Il importe donc de veiller à ce que ces documents respectent scrupuleusement le rôle imparti aux services déconcentrés, qui est d'assumer, sous la direction des préfets, la responsabilité de la mise en oeuvre des politiques nationales. Il convient, tout particulièrement, de leur garantir qu'ils auront la capacité d'inscrire ces politiques dans la diversité des territoires et des enjeux locaux.

2.1. Une référence pour l'élaboration des projets territoriaux

Faisant clairement apparaître la teneur et la hiérarchie des priorités du Gouvernement, les directives nationales d'orientation constitueront un cadre parfaitement adapté pour guider les réflexions des services déconcentrés, lorsqu'ils procèdent à l'élaboration, ou à la mise à jour des projets territoriaux.
A cette fin, vous veillerez à ce que les orientations contenues dans les directives laissent toujours une réelle marge de manoeuvre aux services déconcentrés. Ce sera aussi l'occasion, d'une part, de recourir plus largement aux procédures contractualisées entre administrations centrales et services déconcentrés, d'autre part, d'inciter ces derniers à utiliser davantage les souplesses de gestion que leur offrent les différents outils de déconcentration élaborés depuis 1992.
Dans le même esprit, vous mettrez à profit cet exercice, et le travail entre directions ou entre ministères sur lequel il est fondé, pour introduire davantage de cohérence dans l'ensemble des diverses commissions administratives locales qui ont été créées à la suite de décisions prises au niveau central. Vous vous donnerez pour objectif d'en réduire le nombre, afin de ne conserver que celles d'entre elles dont l'importance justifie que le principe de leur création soit imposé au niveau central. Vous vous efforcerez, dans ce cas, de fusionner celles qui traitent de questions proches ou liées.
Enfin, l'élaboration des directives sera aussi l'occasion d'accentuer l'effort, déjà engagé, en vue de réduire le nombre des lignes budgétaires et de faciliter ainsi la globalisation des crédits attribués aux services déconcentrés.

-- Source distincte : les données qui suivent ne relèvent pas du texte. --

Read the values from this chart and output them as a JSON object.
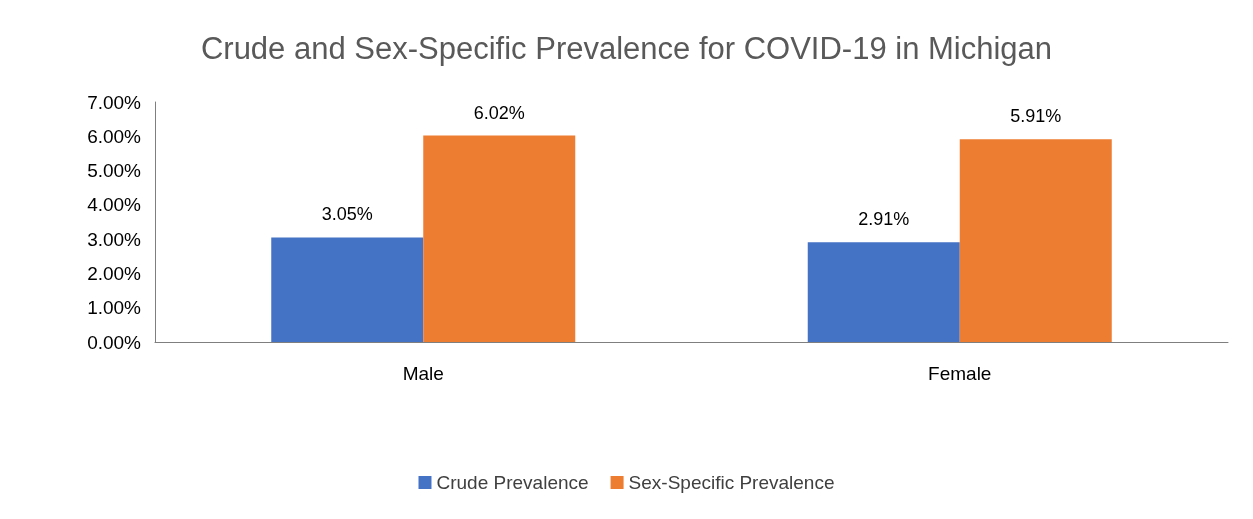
{
  "chart_data": {
    "type": "bar",
    "title": "Crude and Sex-Specific Prevalence for COVID-19 in Michigan",
    "categories": [
      "Male",
      "Female"
    ],
    "series": [
      {
        "name": "Crude Prevalence",
        "color": "#4472c4",
        "values": [
          3.05,
          2.91
        ],
        "value_labels": [
          "3.05%",
          "2.91%"
        ]
      },
      {
        "name": "Sex-Specific Prevalence",
        "color": "#ed7d31",
        "values": [
          6.02,
          5.91
        ],
        "value_labels": [
          "6.02%",
          "5.91%"
        ]
      }
    ],
    "ylim": [
      0,
      7
    ],
    "yticks": [
      {
        "value": 0,
        "label": "0.00%"
      },
      {
        "value": 1,
        "label": "1.00%"
      },
      {
        "value": 2,
        "label": "2.00%"
      },
      {
        "value": 3,
        "label": "3.00%"
      },
      {
        "value": 4,
        "label": "4.00%"
      },
      {
        "value": 5,
        "label": "5.00%"
      },
      {
        "value": 6,
        "label": "6.00%"
      },
      {
        "value": 7,
        "label": "7.00%"
      }
    ],
    "grid": false,
    "legend": "bottom"
  }
}
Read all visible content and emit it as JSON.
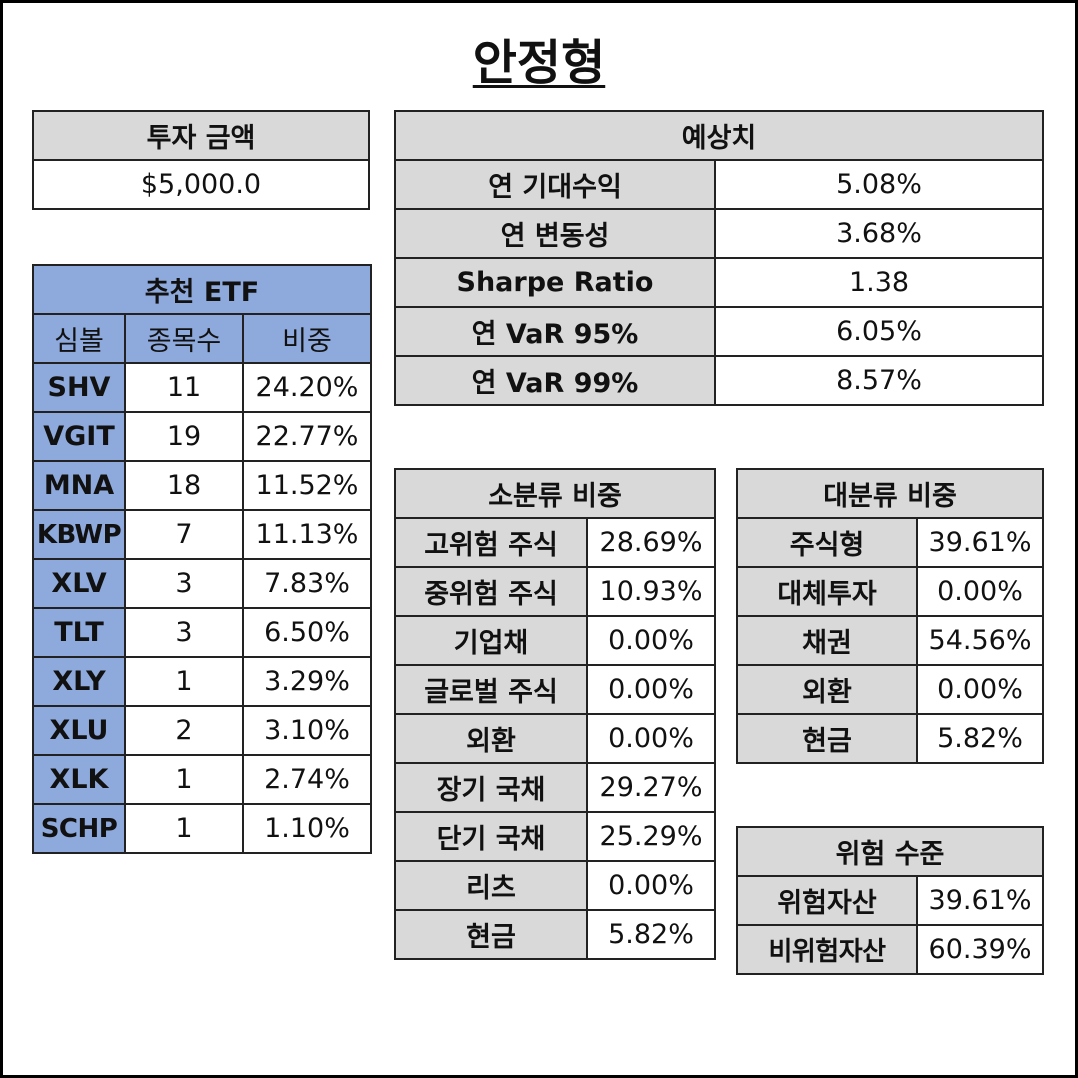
{
  "title": "안정형",
  "investment": {
    "header": "투자 금액",
    "amount": "$5,000.0"
  },
  "forecast": {
    "header": "예상치",
    "rows": [
      {
        "label": "연 기대수익",
        "value": "5.08%"
      },
      {
        "label": "연 변동성",
        "value": "3.68%"
      },
      {
        "label": "Sharpe Ratio",
        "value": "1.38"
      },
      {
        "label": "연 VaR 95%",
        "value": "6.05%"
      },
      {
        "label": "연 VaR 99%",
        "value": "8.57%"
      }
    ]
  },
  "etf": {
    "header": "추천 ETF",
    "columns": [
      "심볼",
      "종목수",
      "비중"
    ],
    "rows": [
      {
        "symbol": "SHV",
        "count": "11",
        "weight": "24.20%"
      },
      {
        "symbol": "VGIT",
        "count": "19",
        "weight": "22.77%"
      },
      {
        "symbol": "MNA",
        "count": "18",
        "weight": "11.52%"
      },
      {
        "symbol": "KBWP",
        "count": "7",
        "weight": "11.13%"
      },
      {
        "symbol": "XLV",
        "count": "3",
        "weight": "7.83%"
      },
      {
        "symbol": "TLT",
        "count": "3",
        "weight": "6.50%"
      },
      {
        "symbol": "XLY",
        "count": "1",
        "weight": "3.29%"
      },
      {
        "symbol": "XLU",
        "count": "2",
        "weight": "3.10%"
      },
      {
        "symbol": "XLK",
        "count": "1",
        "weight": "2.74%"
      },
      {
        "symbol": "SCHP",
        "count": "1",
        "weight": "1.10%"
      }
    ]
  },
  "sub_category": {
    "header": "소분류 비중",
    "rows": [
      {
        "label": "고위험 주식",
        "value": "28.69%"
      },
      {
        "label": "중위험 주식",
        "value": "10.93%"
      },
      {
        "label": "기업채",
        "value": "0.00%"
      },
      {
        "label": "글로벌 주식",
        "value": "0.00%"
      },
      {
        "label": "외환",
        "value": "0.00%"
      },
      {
        "label": "장기 국채",
        "value": "29.27%"
      },
      {
        "label": "단기 국채",
        "value": "25.29%"
      },
      {
        "label": "리츠",
        "value": "0.00%"
      },
      {
        "label": "현금",
        "value": "5.82%"
      }
    ]
  },
  "major_category": {
    "header": "대분류 비중",
    "rows": [
      {
        "label": "주식형",
        "value": "39.61%"
      },
      {
        "label": "대체투자",
        "value": "0.00%"
      },
      {
        "label": "채권",
        "value": "54.56%"
      },
      {
        "label": "외환",
        "value": "0.00%"
      },
      {
        "label": "현금",
        "value": "5.82%"
      }
    ]
  },
  "risk_level": {
    "header": "위험 수준",
    "rows": [
      {
        "label": "위험자산",
        "value": "39.61%"
      },
      {
        "label": "비위험자산",
        "value": "60.39%"
      }
    ]
  }
}
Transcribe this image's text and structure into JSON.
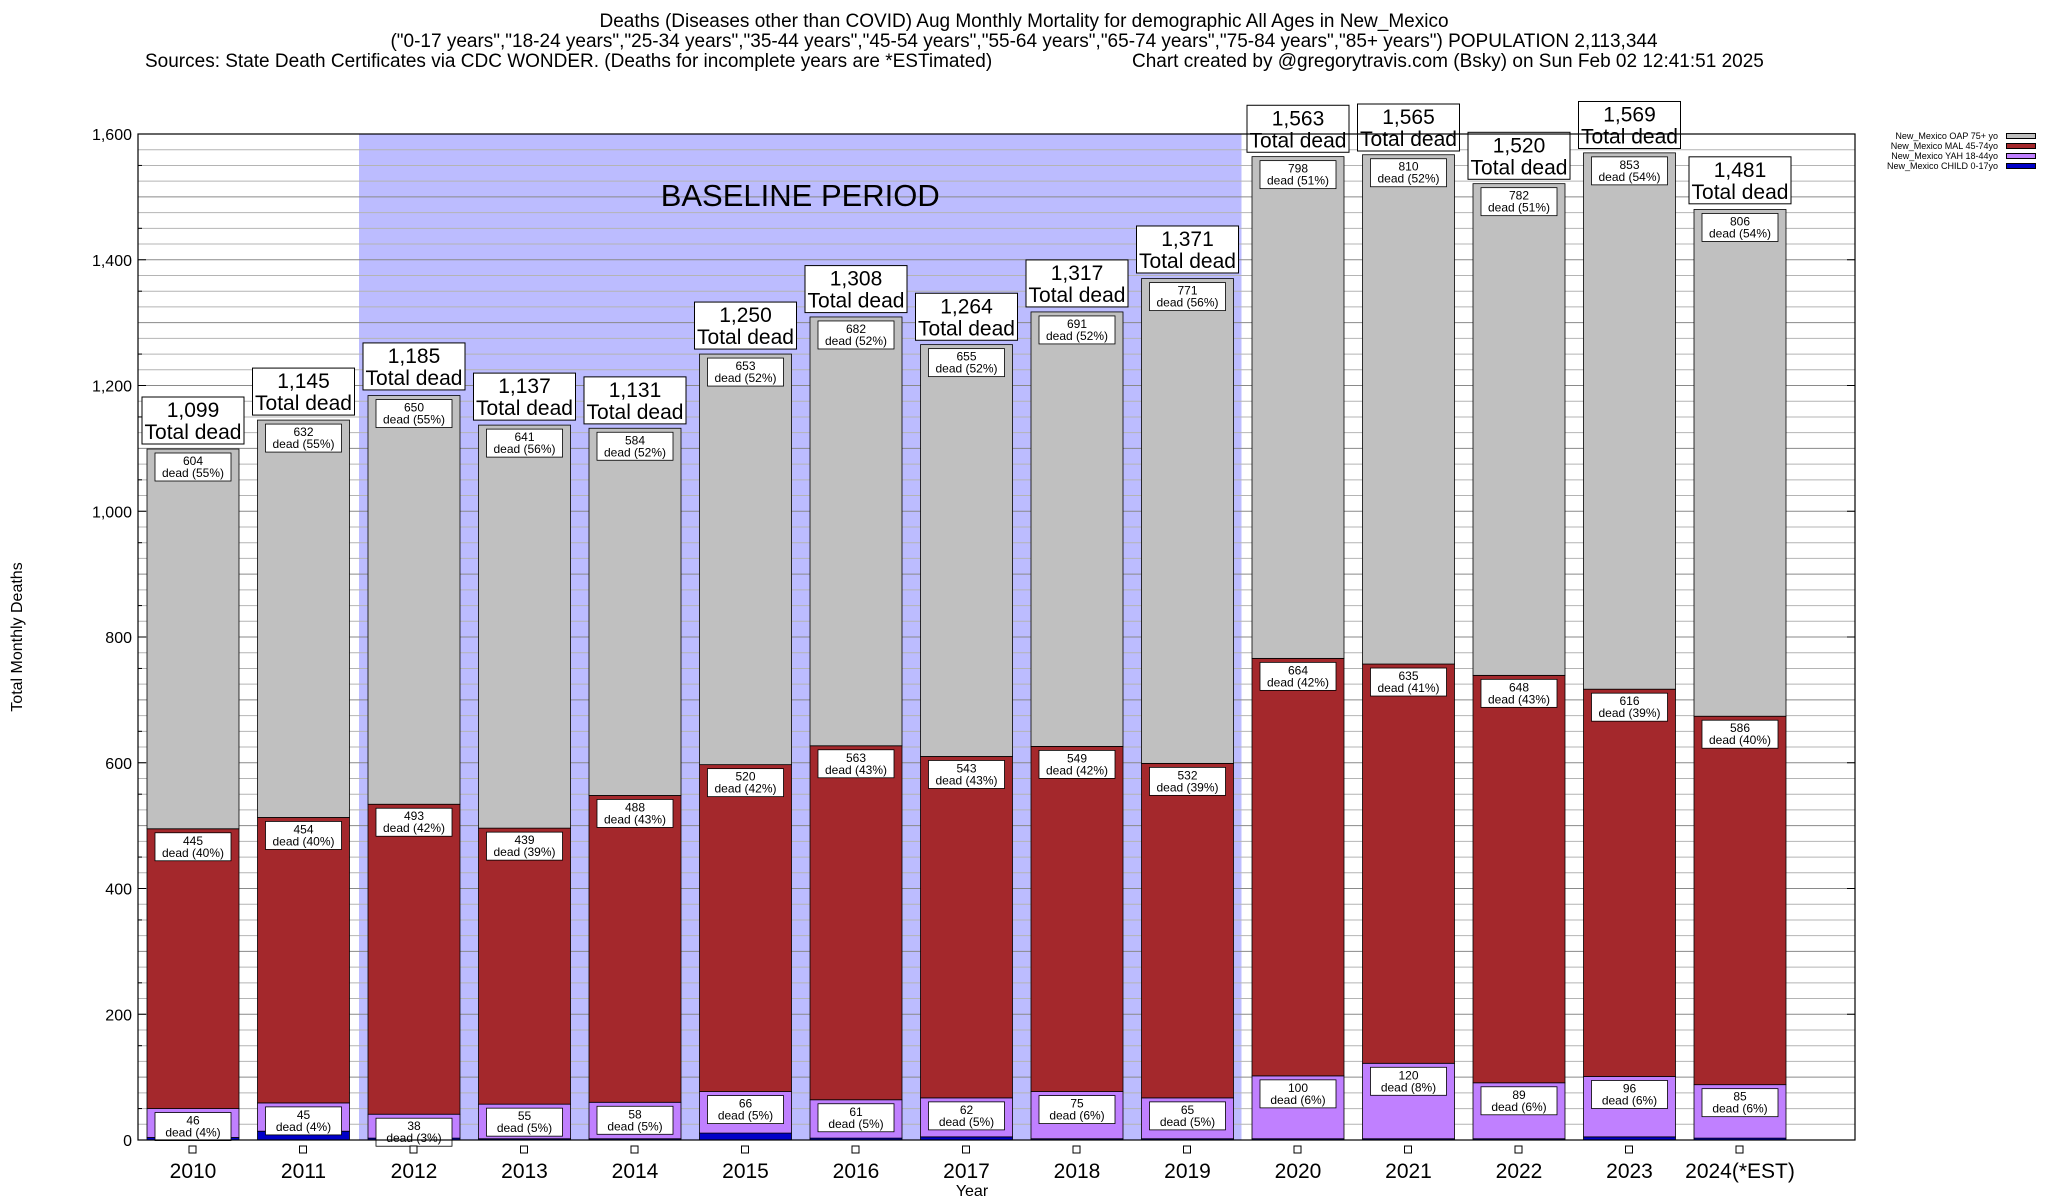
{
  "title": {
    "line1": "Deaths (Diseases other than COVID) Aug Monthly Mortality for demographic All Ages in New_Mexico",
    "line2": "(\"0-17 years\",\"18-24 years\",\"25-34 years\",\"35-44 years\",\"45-54 years\",\"55-64 years\",\"65-74 years\",\"75-84 years\",\"85+ years\") POPULATION 2,113,344",
    "line3_left": "Sources: State Death Certificates via CDC WONDER. (Deaths for incomplete years are *ESTimated)",
    "line3_right": "Chart created by @gregorytravis.com (Bsky) on Sun Feb 02 12:41:51 2025"
  },
  "chart_data": {
    "type": "bar",
    "stacked": true,
    "xlabel": "Year",
    "ylabel": "Total Monthly Deaths",
    "ylim": [
      0,
      1600
    ],
    "yticks": [
      0,
      200,
      400,
      600,
      800,
      1000,
      1200,
      1400,
      1600
    ],
    "ytick_labels": [
      "0",
      "200",
      "400",
      "600",
      "800",
      "1,000",
      "1,200",
      "1,400",
      "1,600"
    ],
    "grid": true,
    "legend_position": "top-right, outside plot",
    "categories": [
      "2010",
      "2011",
      "2012",
      "2013",
      "2014",
      "2015",
      "2016",
      "2017",
      "2018",
      "2019",
      "2020",
      "2021",
      "2022",
      "2023",
      "2024(*EST)"
    ],
    "baseline": {
      "label": "BASELINE PERIOD",
      "from": "2012",
      "to": "2019",
      "color": "#bcbcff"
    },
    "series": [
      {
        "name": "New_Mexico CHILD 0-17yo",
        "color": "#0000c8",
        "values": [
          4,
          14,
          3,
          2,
          2,
          11,
          3,
          5,
          2,
          2,
          2,
          2,
          2,
          5,
          3
        ]
      },
      {
        "name": "New_Mexico YAH 18-44yo",
        "color": "#c080ff",
        "values": [
          46,
          45,
          38,
          55,
          58,
          66,
          61,
          62,
          75,
          65,
          100,
          120,
          89,
          96,
          85
        ]
      },
      {
        "name": "New_Mexico MAL 45-74yo",
        "color": "#a4282c",
        "values": [
          445,
          454,
          493,
          439,
          488,
          520,
          563,
          543,
          549,
          532,
          664,
          635,
          648,
          616,
          586
        ]
      },
      {
        "name": "New_Mexico OAP 75+ yo",
        "color": "#c0c0c0",
        "values": [
          604,
          632,
          650,
          641,
          584,
          653,
          682,
          655,
          691,
          771,
          798,
          810,
          782,
          853,
          806
        ]
      }
    ],
    "totals": [
      1099,
      1145,
      1185,
      1137,
      1131,
      1250,
      1308,
      1264,
      1317,
      1371,
      1563,
      1565,
      1520,
      1569,
      1481
    ],
    "total_labels": [
      "1,099",
      "1,145",
      "1,185",
      "1,137",
      "1,131",
      "1,250",
      "1,308",
      "1,264",
      "1,317",
      "1,371",
      "1,563",
      "1,565",
      "1,520",
      "1,569",
      "1,481"
    ],
    "total_suffix": "Total dead",
    "segment_labels": {
      "oap": [
        "604\ndead (55%)",
        "632\ndead (55%)",
        "650\ndead (55%)",
        "641\ndead (56%)",
        "584\ndead (52%)",
        "653\ndead (52%)",
        "682\ndead (52%)",
        "655\ndead (52%)",
        "691\ndead (52%)",
        "771\ndead (56%)",
        "798\ndead (51%)",
        "810\ndead (52%)",
        "782\ndead (51%)",
        "853\ndead (54%)",
        "806\ndead (54%)"
      ],
      "mal": [
        "445\ndead (40%)",
        "454\ndead (40%)",
        "493\ndead (42%)",
        "439\ndead (39%)",
        "488\ndead (43%)",
        "520\ndead (42%)",
        "563\ndead (43%)",
        "543\ndead (43%)",
        "549\ndead (42%)",
        "532\ndead (39%)",
        "664\ndead (42%)",
        "635\ndead (41%)",
        "648\ndead (43%)",
        "616\ndead (39%)",
        "586\ndead (40%)"
      ],
      "yah": [
        "46\ndead (4%)",
        "45\ndead (4%)",
        "38\ndead (3%)",
        "55\ndead (5%)",
        "58\ndead (5%)",
        "66\ndead (5%)",
        "61\ndead (5%)",
        "62\ndead (5%)",
        "75\ndead (6%)",
        "65\ndead (5%)",
        "100\ndead (6%)",
        "120\ndead (8%)",
        "89\ndead (6%)",
        "96\ndead (6%)",
        "85\ndead (6%)"
      ]
    }
  },
  "legend": [
    {
      "label": "New_Mexico OAP 75+ yo",
      "color": "#c0c0c0"
    },
    {
      "label": "New_Mexico MAL 45-74yo",
      "color": "#a4282c"
    },
    {
      "label": "New_Mexico YAH 18-44yo",
      "color": "#c080ff"
    },
    {
      "label": "New_Mexico CHILD 0-17yo",
      "color": "#0000c8"
    }
  ]
}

2.2. Un outil pour l'évaluation

Les services déconcentrés ne sauraient assumer pleinement la responsabilité de la mise en oeuvre des politiques sans que soient parallèlement renforcés, d'une part, les outils dont disposent ces services pour assurer le contrôle des actions qu'ils mènent, d'autre part, la capacité des administrations centrales en matière d'évaluation des politiques publiques. Vous veillerez à ce que les directives nationales d'orientation prennent en compte ces deux exigences, en les distinguant clairement.
Elles devront, en premier lieu, inciter et aider les services déconcentrés à élaborer des tableaux de bord, rassemblant des indicateurs de mesure et de suivi des actions engagées, et encourager le développement d'outils de comptabilité analytique.
Elles seront, en second lieu, l'occasion de définir ou préciser, en concertation avec ces services, les dispositifs de retour d'informations permettant aux administrations centrales de mener les actions d'évaluation qui leur incombent.
Je vous demande de donner toutes instructions utiles à votre administration, afin que les premières directives puissent être adressées aux services, dès l'année 2001.
Vous n'omettrez pas, une fois achevées, de les porter à la connaissance de la délégation interministérielle à la réforme de l'Etat, qui procédera, chaque année, à un bilan du travail ainsi réalisé et proposera, le cas échéant, les inflexions à apporter au cadre défini par la présente circulaire.